Впрочем, когда все трое устроились в парилке, на широких деревянных сидениях, он стал менее ворчлив и даже саму идею бани одобрил:
— Хорошее прикрытие, Геннадий. Если кто-то спросит: «чем занимались трое пожилых мужчин на Шпицбергене такого-то числа», можно будет честно ответить: «трое означенных мужчин сидели в так называемой бане образца XIX века». После чего разговор сразу переводится на исторические реконструкции, загадки прошлого, то есть темы беспорно интересные, но никак к исходному вопросу не относящиеся.
— Я тоже так подумал, — Каммерер улыбнулся, — хобби коллеги Геннадия оказалось очень кстати.
— Кстати, — сказал Комов, — оказывается, интересно иногда увидеть некоторых коллег голыми. Я бы даже сказал, познавательно. Скажите, Каммерер, что это у вас за шрамы такие круглые? в вас что, тоже попадали арбалетные стрелы?
— Нет, это меня в самом начале карьеры, еще на Саракше, один прыткий парень расстрелял из армейского пистолета. Ну, из такой же штуки, которую иногда таскал в кармане покойный Сикорски. Обычно жизненный цикл контрразведчика заканчивается расстрелом, а у меня он расстрелом начался. Забавно, вы не находите?
— Действительно забавно, — согласился Комов, — а там, на Саракше, многих расстреливали?
— Очень многих. Во времена военного положения расстрел на месте — это самое частое проявление функций государственной власти.
— И как часто случается, что расстрел… не достигает поставленной цели?
— Скажем так, не редко. Понимаете, Геннадий, это ведь, если вдуматься, очень скучная процедура. Я имею в виду, для исполнителей. Поднимают вас ни свет ни заря, невыспавшихся, зевающих. Пошли мол, надо прислонить тут полдюжины пассажиров. А на рассвете сырость промозглая, туман. Если вчера выпили по триста — еще и руки ходуном ходят. Ну, поехали. Ну, стрельнули по-быстрому. Глянули — вроде готовы пассажиры. Сволокли их в ямы, забросали сверху песочком — и скорее обратно, чтоб к завтраку успеть. Никто ведь для расстрельной команды по второму разу разогревать не будет, а холодное хлебать — ну его на фиг. Так что происходит расстрел военного времени весьма неаккуратно, проще говоря — как попало. А с чего вы вдруг заинтересовались этим вопросом?
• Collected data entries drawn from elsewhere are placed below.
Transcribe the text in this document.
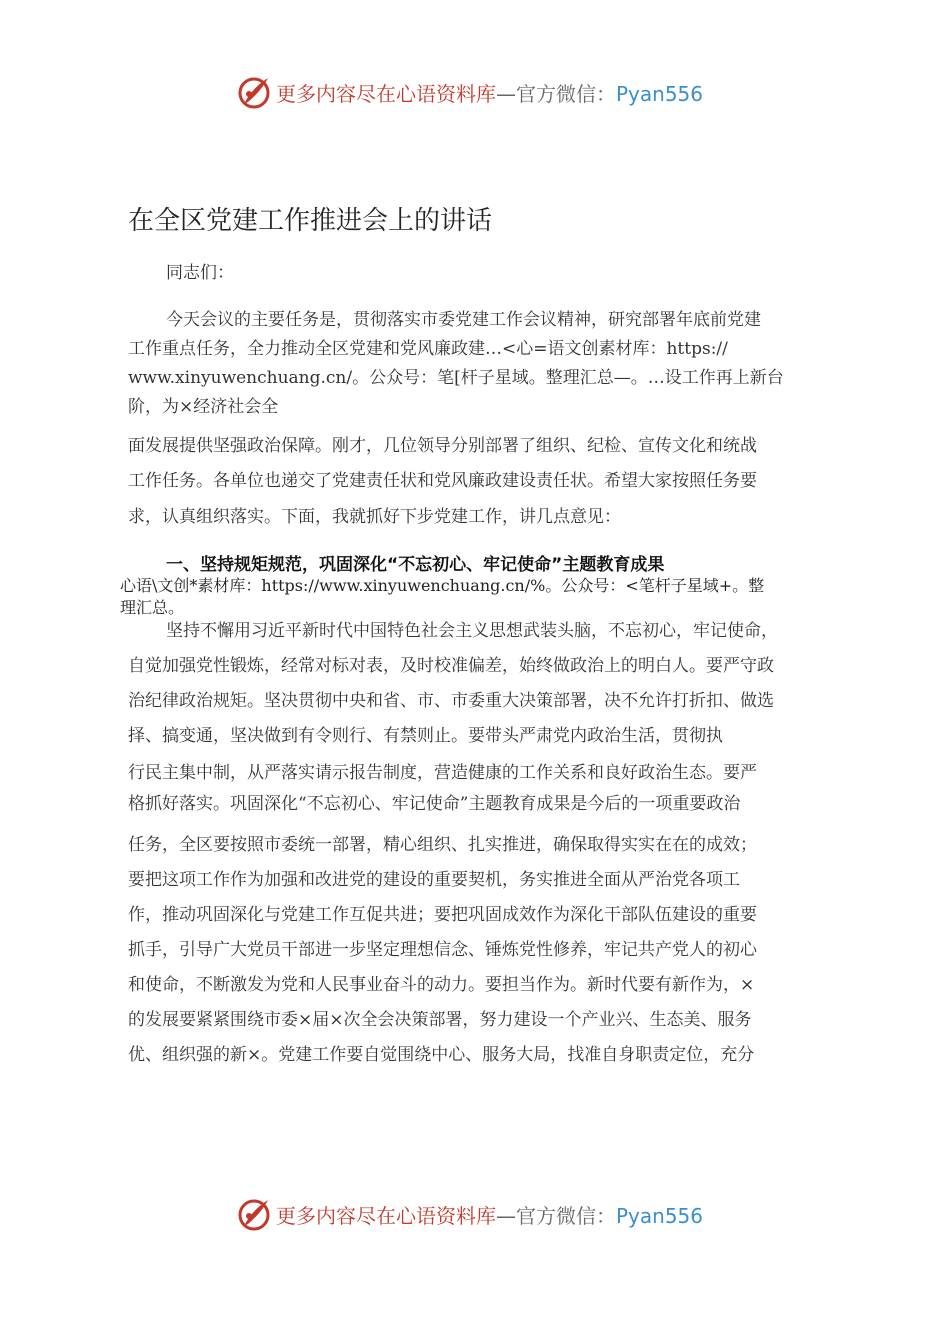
更多内容尽在心语资料库—官方微信：Pyan556
在全区党建工作推进会上的讲话
同志们：
今天会议的主要任务是，贯彻落实市委党建工作会议精神，研究部署年底前党建
工作重点任务，全力推动全区党建和党风廉政建…<心=语文创素材库：https://
www.xinyuwenchuang.cn/。公众号：笔[杆子星域。整理汇总—。…设工作再上新台
阶，为×经济社会全
面发展提供坚强政治保障。刚才，几位领导分别部署了组织、纪检、宣传文化和统战
工作任务。各单位也递交了党建责任状和党风廉政建设责任状。希望大家按照任务要
求，认真组织落实。下面，我就抓好下步党建工作，讲几点意见：
一、坚持规矩规范，巩固深化“不忘初心、牢记使命”主题教育成果
心语\文创*素材库：https://www.xinyuwenchuang.cn/%。公众号：<笔杆子星域+。整
理汇总。
坚持不懈用习近平新时代中国特色社会主义思想武装头脑，不忘初心，牢记使命，
自觉加强党性锻炼，经常对标对表，及时校准偏差，始终做政治上的明白人。要严守政
治纪律政治规矩。坚决贯彻中央和省、市、市委重大决策部署，决不允许打折扣、做选
择、搞变通，坚决做到有令则行、有禁则止。要带头严肃党内政治生活，贯彻执
行民主集中制，从严落实请示报告制度，营造健康的工作关系和良好政治生态。要严
格抓好落实。巩固深化“不忘初心、牢记使命”主题教育成果是今后的一项重要政治
任务，全区要按照市委统一部署，精心组织、扎实推进，确保取得实实在在的成效；
要把这项工作作为加强和改进党的建设的重要契机，务实推进全面从严治党各项工
作，推动巩固深化与党建工作互促共进；要把巩固成效作为深化干部队伍建设的重要
抓手，引导广大党员干部进一步坚定理想信念、锤炼党性修养，牢记共产党人的初心
和使命，不断激发为党和人民事业奋斗的动力。要担当作为。新时代要有新作为，×
的发展要紧紧围绕市委×届×次全会决策部署，努力建设一个产业兴、生态美、服务
优、组织强的新×。党建工作要自觉围绕中心、服务大局，找准自身职责定位，充分
更多内容尽在心语资料库—官方微信：Pyan556
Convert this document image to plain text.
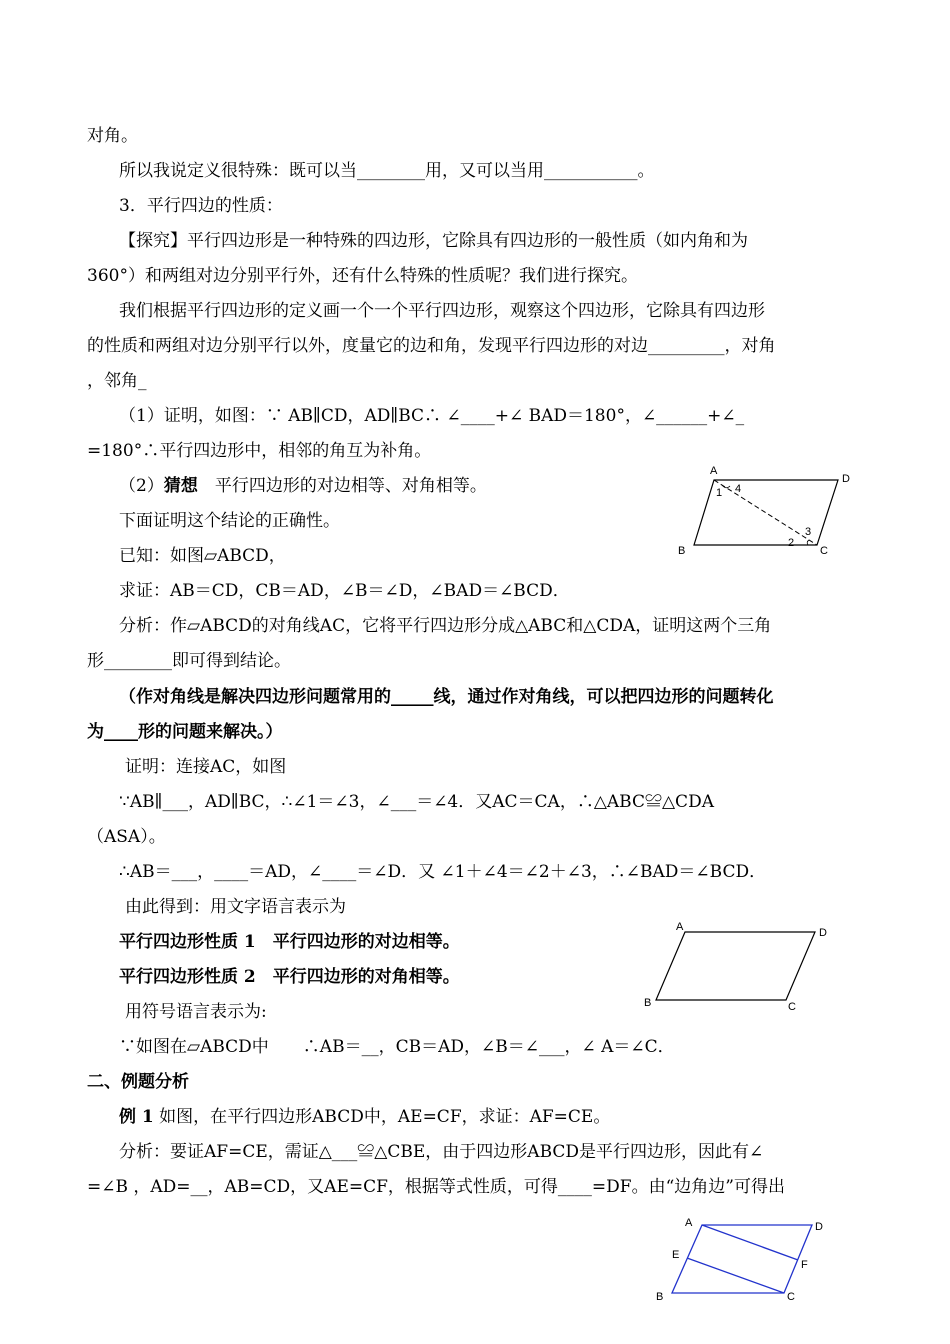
对角。
所以我说定义很特殊：既可以当________用，又可以当用___________。
3．平行四边的性质：
【探究】平行四边形是一种特殊的四边形，它除具有四边形的一般性质（如内角和为
360°）和两组对边分别平行外，还有什么特殊的性质呢？我们进行探究。
我们根据平行四边形的定义画一个一个平行四边形，观察这个四边形，它除具有四边形
的性质和两组对边分别平行以外，度量它的边和角，发现平行四边形的对边_________，对角
，邻角_
（1）证明，如图：∵ AB∥CD，AD∥BC∴ ∠____+∠ BAD＝180°，∠______+∠_
=180°∴平行四边形中，相邻的角互为补角。
（2）猜想　平行四边形的对边相等、对角相等。
下面证明这个结论的正确性。
已知：如图▱ABCD，
求证：AB＝CD，CB＝AD，∠B＝∠D，∠BAD＝∠BCD．
分析：作▱ABCD的对角线AC，它将平行四边形分成△ABC和△CDA，证明这两个三角
形________即可得到结论。
（作对角线是解决四边形问题常用的_____线，通过作对角线，可以把四边形的问题转化
为____形的问题来解决。）
证明：连接AC，如图
∵AB∥___，AD∥BC，∴∠1＝∠3，∠___＝∠4．又AC＝CA，∴△ABC≌△CDA
（ASA）。
∴AB＝___，____＝AD，∠____＝∠D．又 ∠1＋∠4＝∠2＋∠3，∴∠BAD＝∠BCD．
由此得到：用文字语言表示为
平行四边形性质 1　平行四边形的对边相等。
平行四边形性质 2　平行四边形的对角相等。
用符号语言表示为:
∵如图在▱ABCD中　　∴AB＝__，CB＝AD，∠B＝∠___，∠ A＝∠C．
二、例题分析
例 1 如图，在平行四边形ABCD中，AE=CF，求证：AF=CE。
分析：要证AF=CE，需证△___≌△CBE，由于四边形ABCD是平行四边形，因此有∠
=∠B ，AD=__，AB=CD，又AE=CF，根据等式性质，可得____=DF。由“边角边”可得出
A
D
B	C
1 4
2
3
A	D
B	C
A	D
E
F
B	C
— Да так, вспомнил нашу общую знакомую. Ту загадочную девушку, у которой были два похожих шрама на шее и на груди. Я все думал, откуда бы им там взяться? Ведь чудес же не бывает. Значит, Саракш…
Каммерер тяжело вздохнул и изобразил на лице предельно-унылое выражение.
— Фу, какой вы любопытный, Геннадий. Если захотите я просто забавы ради найду десять логических дефектов в вашей версии. Но зачем? Какая в данном случае разница кто откуда? Мы-то имеем то, что мы имеем.
— А что мы, кстати, имеем? — вмешался Бадер.